Le lavement des pieds, suprême marque d’amour et d’humilité (1-17). Trahison de Judas annoncée (18-30).
Avant la fête de Pâque, Jésus, sachant que son heure était venue de passer de ce monde à son Père, après avoir aimé les siens qui étaient dans le monde, les aima jusqu’à la fin.* Pendant le souper, lorsque déjà le diable avait mis dans le cœur de Judas, fils de Simon Iscariote, le dessein de le livrer, Jésus, qui savait que son Père avait remis toutes choses entre ses mains, et qu’il était sorti de Dieu et s’en allait à Dieu, se leva de table, posa son manteau, et, ayant pris un linge, il s’en ceignit. Puis il versa de l’eau dans le bassin et se mit à laver les pieds de ses disciples, et à les essuyer avec le linge dont il était ceint. Il vint donc à Simon-Pierre ; et Pierre lui dit : « Quoi, vous Seigneur, vous me lavez les pieds ! » Jésus lui répondit : « Ce que je fais, tu ne le sais pas maintenant, mais tu le comprendras bientôt. » Pierre lui dit : « Non, jamais vous ne me laverez les pieds. » Jésus lui répondit : « Si je ne te lave, tu n’auras pas de part avec moi. » Simon-Pierre lui dit : « Seigneur, non seulement les pieds, mais encore les mains et la tête ! » 10 Jésus lui dit : « Celui qui a pris un bain n’a besoin que de laver ses pieds ; il est pur tout entier. Et vous aussi, vous êtes purs, mais non pas tous. » 11 Car il savait quel était celui qui allait le livrer ; c’est pourquoi il dit : « Vous n’êtes pas tous purs. »

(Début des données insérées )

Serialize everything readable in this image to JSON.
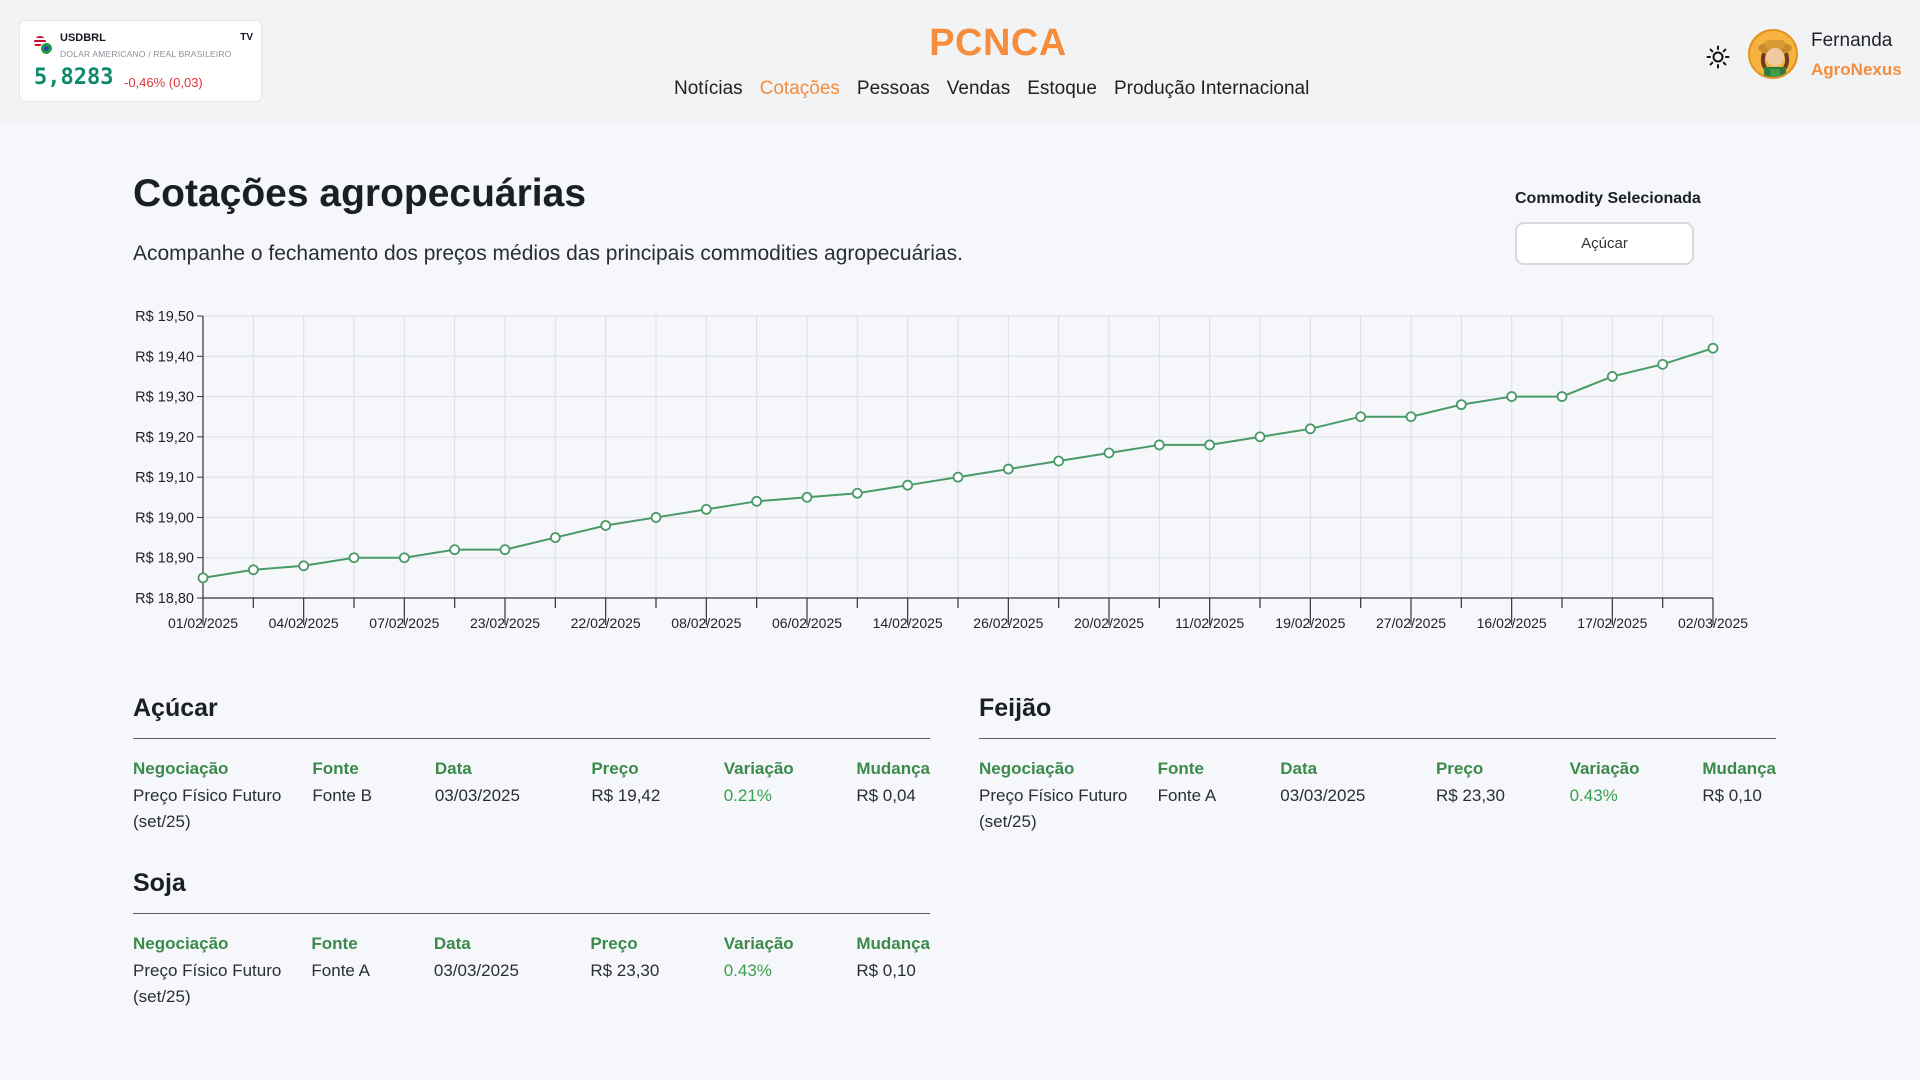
{
  "ticker": {
    "symbol": "USDBRL",
    "name": "DOLAR AMERICANO / REAL BRASILEIRO",
    "logo": "TV",
    "price": "5,8283",
    "change": "-0,46% (0,03)"
  },
  "header": {
    "brand": "PCNCA",
    "nav": [
      "Notícias",
      "Cotações",
      "Pessoas",
      "Vendas",
      "Estoque",
      "Produção Internacional"
    ],
    "active_nav": "Cotações",
    "theme_icon": "sun-icon",
    "user": {
      "name": "Fernanda",
      "org": "AgroNexus"
    }
  },
  "page": {
    "title": "Cotações agropecuárias",
    "subtitle": "Acompanhe o fechamento dos preços médios das principais commodities agropecuárias.",
    "selector_label": "Commodity Selecionada",
    "selector_value": "Açúcar"
  },
  "colors": {
    "accent": "#f58d3c",
    "line": "#4a9a68",
    "positive": "#38a04b",
    "header_green": "#3b8a4a"
  },
  "chart_data": {
    "type": "line",
    "y_ticks": [
      "R$ 19,50",
      "R$ 19,40",
      "R$ 19,30",
      "R$ 19,20",
      "R$ 19,10",
      "R$ 19,00",
      "R$ 18,90",
      "R$ 18,80"
    ],
    "ylim": [
      18.8,
      19.5
    ],
    "x_tick_labels": [
      "01/02/2025",
      "04/02/2025",
      "07/02/2025",
      "23/02/2025",
      "22/02/2025",
      "08/02/2025",
      "06/02/2025",
      "14/02/2025",
      "26/02/2025",
      "20/02/2025",
      "11/02/2025",
      "19/02/2025",
      "27/02/2025",
      "16/02/2025",
      "17/02/2025",
      "02/03/2025"
    ],
    "grid": true,
    "series": [
      {
        "values": [
          18.85,
          18.87,
          18.88,
          18.9,
          18.9,
          18.92,
          18.92,
          18.95,
          18.98,
          19.0,
          19.02,
          19.04,
          19.05,
          19.06,
          19.08,
          19.1,
          19.12,
          19.14,
          19.16,
          19.18,
          19.18,
          19.2,
          19.22,
          19.25,
          19.25,
          19.28,
          19.3,
          19.3,
          19.35,
          19.38,
          19.42
        ]
      }
    ]
  },
  "tables": {
    "columns": [
      "Negociação",
      "Fonte",
      "Data",
      "Preço",
      "Variação",
      "Mudança"
    ],
    "acucar": {
      "title": "Açúcar",
      "row": [
        "Preço Físico Futuro (set/25)",
        "Fonte B",
        "03/03/2025",
        "R$ 19,42",
        "0.21%",
        "R$ 0,04"
      ]
    },
    "feijao": {
      "title": "Feijão",
      "row": [
        "Preço Físico Futuro (set/25)",
        "Fonte A",
        "03/03/2025",
        "R$ 23,30",
        "0.43%",
        "R$ 0,10"
      ]
    },
    "soja": {
      "title": "Soja",
      "row": [
        "Preço Físico Futuro (set/25)",
        "Fonte A",
        "03/03/2025",
        "R$ 23,30",
        "0.43%",
        "R$ 0,10"
      ]
    }
  }
}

12 Après qu’il leur eut lavé les pieds, et repris son manteau, il se remit à table et leur dit : « Comprenez-vous ce que je vous ai fait ? 13 Vous m’appelez le Maître et le Seigneur : et vous dites bien, car je le suis. 14 Si donc moi, le Seigneur et le Maître, je vous ai lavé les pieds, vous devez aussi vous laver les pieds les uns aux autres.§ 15 Car je vous ai donné l’exemple, afin que, comme je vous ai fait, vous fassiez aussi vous-mêmes. 16 En vérité, en vérité, je vous le dis, le serviteur n’est pas plus grand que son maître, ni l’apôtre plus grand que celui qui l’a envoyé. 17 Si vous savez ces choses vous êtes heureux, pourvu que vous les pratiquiez. 18 Je ne dis pas cela de vous tous ; je connais ceux que j’ai élus ; mais il faut que l’Écriture s’accomplisse : Celui qui mange le pain avec moi, a levé le talon contre moi.* 19 Je vous le dis dès maintenant, avant que la chose arrive, afin que, lorsqu’elle sera arrivée, vous reconnaissiez qui je suis. 20 En vérité, en vérité, je vous le dis, quiconque me reçoit, reçoit celui qui m’a envoyé. »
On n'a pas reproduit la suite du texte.